Ich bin nun endlich in den letzten Zügen, bis die Klima-Gerüchteküche soweit fertig ist, dass sie auf der Internetseite von der Infostelle Klimagerechtigkeit erscheinen kann.
Da Janina heute nicht im Büro ist, sondern schon in ihren wohlverdienten Urlaub gestartet ist, habe ich auch endlich mal ein bisschen Ruhe, um konzentriert zu arbeiten ;).
Nein, eigentlich ist es schon fast zu ruhig hier. Aber der Gerüchteküche kommt das nur zugute…

Ich habe noch ein Bild gemalt und das Titelbild (ganz oben) noch mal aufgefrischt.
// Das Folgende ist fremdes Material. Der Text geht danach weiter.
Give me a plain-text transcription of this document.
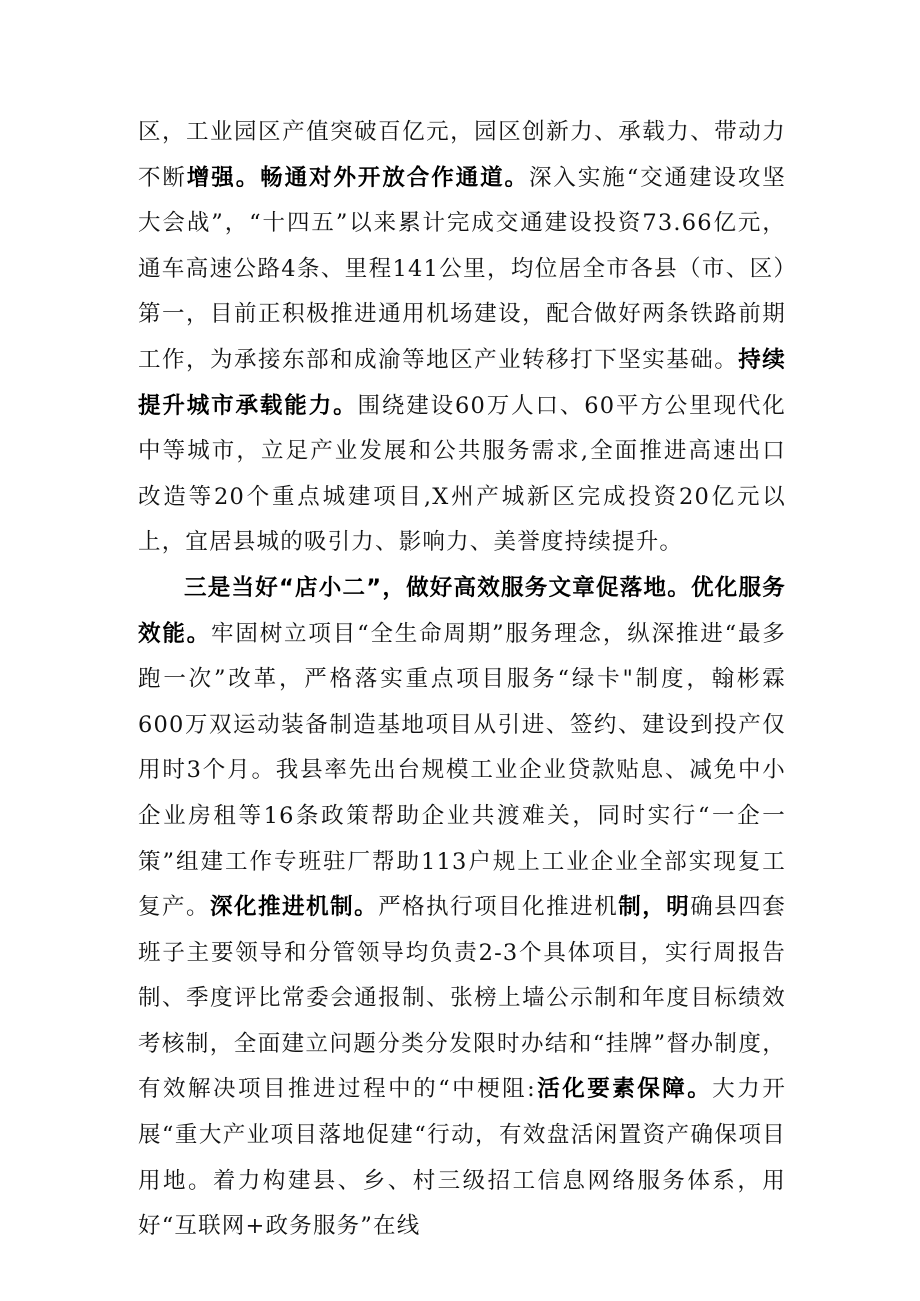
区，工业园区产值突破百亿元，园区创新力、承载力、带动力不断增强。畅通对外开放合作通道。深入实施“交通建设攻坚大会战”，“十四五”以来累计完成交通建设投资73.66亿元，通车高速公路4条、里程141公里，均位居全市各县（市、区）第一，目前正积极推进通用机场建设，配合做好两条铁路前期工作，为承接东部和成渝等地区产业转移打下坚实基础。持续提升城市承载能力。围绕建设60万人口、60平方公里现代化中等城市，立足产业发展和公共服务需求,全面推进高速出口改造等20个重点城建项目,X州产城新区完成投资20亿元以上，宜居县城的吸引力、影响力、美誉度持续提升。

三是当好“店小二”，做好高效服务文章促落地。优化服务效能。牢固树立项目“全生命周期”服务理念，纵深推进“最多跑一次”改革，严格落实重点项目服务“绿卡"制度，翰彬霖600万双运动装备制造基地项目从引进、签约、建设到投产仅用时3个月。我县率先出台规模工业企业贷款贴息、减免中小企业房租等16条政策帮助企业共渡难关，同时实行“一企一策”组建工作专班驻厂帮助113户规上工业企业全部实现复工复产。深化推进机制。严格执行项目化推进机制，明确县四套班子主要领导和分管领导均负责2-3个具体项目，实行周报告制、季度评比常委会通报制、张榜上墙公示制和年度目标绩效考核制，全面建立问题分类分发限时办结和“挂牌”督办制度，有效解决项目推进过程中的“中梗阻:活化要素保障。大力开展“重大产业项目落地促建“行动，有效盘活闲置资产确保项目用地。着力构建县、乡、村三级招工信息网络服务体系，用好“互联网+政务服务”在线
Jetzt bin ich dabei, alle Bilder so zu bearbeiten, dass sie sofort auf die Seite gestellt werden können. Das gleiche gilt für die Texte. Aber die sind für meinen Geschmack auch fertig. Muss nur noch einmal mit meiner Chefin drüber gucken. Und das beste ist: unsere Nachfolger können noch weiter machen und neue Gerüchte bearbeiten.
Um auch noch ein bisschen Inhalt zu schreiben, bekommt ihr hier nun - passend zum neuen Bild - eins meiner Lieblings-Gerüchte präsentiert:
“Der Treibhauseffekt existiert gar nicht”
Eben doch!
Der natürliche Treibhauseffekt sorgt dafür, dass auf der Erde eine Durchschnittstemperatur von etwa 15°C herrscht, wodurch das Leben auf der Erde überhaupt erst möglich wird. Ohne ihn läge die durchschnittliche Erdtemperatur bei -18°C. Etwa zwei Drittel des natürlichen Treibhauseffekts gehen auf Wasserdampf, das stärkste natürlich Klimagas, zurück.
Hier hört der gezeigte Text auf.